Pam Laffin was one of the growing number of young women who suffer and die from tobacco use at a remarkably younger age than most people imagine. Pam started smoking when she was 10 years old, endured asthma and bronchitis as a teen, was diagnosed with emphysema and had a lung transplant at age 24. When Pam realized how very ill she was, she dedicated herself to telling about the problems with tobacco. She appeared in several television segments and spoke in many schools. The medicines she would have to take for the rest of her life gave her “a fat face” and a hump on her back.

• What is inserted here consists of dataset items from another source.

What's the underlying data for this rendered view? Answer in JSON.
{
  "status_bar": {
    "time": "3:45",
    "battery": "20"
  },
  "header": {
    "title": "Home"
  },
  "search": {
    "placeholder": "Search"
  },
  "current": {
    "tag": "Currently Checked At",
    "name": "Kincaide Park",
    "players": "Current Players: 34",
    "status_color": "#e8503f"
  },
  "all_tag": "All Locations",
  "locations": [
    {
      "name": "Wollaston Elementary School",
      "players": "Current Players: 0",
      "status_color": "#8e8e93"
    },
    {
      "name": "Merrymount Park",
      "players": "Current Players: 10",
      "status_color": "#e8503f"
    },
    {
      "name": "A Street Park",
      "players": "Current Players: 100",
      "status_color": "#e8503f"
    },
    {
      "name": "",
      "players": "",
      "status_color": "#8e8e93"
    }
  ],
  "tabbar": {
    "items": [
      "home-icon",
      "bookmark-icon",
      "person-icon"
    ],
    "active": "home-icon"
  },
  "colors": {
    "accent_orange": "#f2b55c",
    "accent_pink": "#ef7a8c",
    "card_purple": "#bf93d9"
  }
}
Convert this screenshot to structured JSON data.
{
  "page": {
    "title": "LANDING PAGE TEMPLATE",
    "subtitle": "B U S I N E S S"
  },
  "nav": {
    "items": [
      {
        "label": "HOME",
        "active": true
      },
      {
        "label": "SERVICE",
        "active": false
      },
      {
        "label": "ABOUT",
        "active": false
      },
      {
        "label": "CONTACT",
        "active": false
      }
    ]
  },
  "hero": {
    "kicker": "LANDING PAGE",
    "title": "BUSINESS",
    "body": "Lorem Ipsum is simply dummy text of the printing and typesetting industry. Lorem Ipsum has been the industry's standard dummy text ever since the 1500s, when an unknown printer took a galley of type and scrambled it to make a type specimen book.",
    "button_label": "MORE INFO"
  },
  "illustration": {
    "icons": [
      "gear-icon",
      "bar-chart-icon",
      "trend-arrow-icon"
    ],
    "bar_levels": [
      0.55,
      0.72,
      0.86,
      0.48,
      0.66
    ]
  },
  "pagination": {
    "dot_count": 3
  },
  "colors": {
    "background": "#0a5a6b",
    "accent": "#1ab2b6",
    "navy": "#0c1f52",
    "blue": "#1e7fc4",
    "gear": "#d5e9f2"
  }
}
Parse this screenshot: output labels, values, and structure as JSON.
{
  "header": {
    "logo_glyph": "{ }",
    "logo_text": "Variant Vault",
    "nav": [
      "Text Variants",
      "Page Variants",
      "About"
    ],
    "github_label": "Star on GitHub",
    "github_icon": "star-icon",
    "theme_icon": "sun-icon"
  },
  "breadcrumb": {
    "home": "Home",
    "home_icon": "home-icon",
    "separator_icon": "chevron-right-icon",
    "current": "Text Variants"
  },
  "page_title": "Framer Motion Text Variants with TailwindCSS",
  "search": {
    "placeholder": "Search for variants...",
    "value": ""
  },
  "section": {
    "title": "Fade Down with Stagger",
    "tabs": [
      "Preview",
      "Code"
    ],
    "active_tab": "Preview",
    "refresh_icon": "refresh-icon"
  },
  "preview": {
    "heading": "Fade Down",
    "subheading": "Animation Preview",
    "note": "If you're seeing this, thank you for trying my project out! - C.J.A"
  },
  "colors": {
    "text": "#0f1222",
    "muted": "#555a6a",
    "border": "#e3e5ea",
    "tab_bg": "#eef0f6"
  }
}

Here’s how Pam explained her reason for starting to smoke:

“I saw the movie Grease…and I saw how the character Sandy moved to a new town and was having trouble making friends and then she started smoking and everyone was her friend. So I said, “Ah, that could be a good way to do it.” If someone had given me a crystal ball and said, “Look, this is what’s going to happen” of course I would not have smoked. I had no idea. It didn’t impress anybody that I smoked… and so it didn’t help me in any way that I thought it would and instead it just hurt me in a lot of ways that I never thought would happen.”

Pam would end each school presentation with advice that is valid for anyone who is thinking about smoking a cigarette at anytime:

“Take two minutes; think about everything you have in your life… everything that’s important to you.”

Pam was just 31 years old when she died while awaiting a second lung transplant, leaving two young daughters.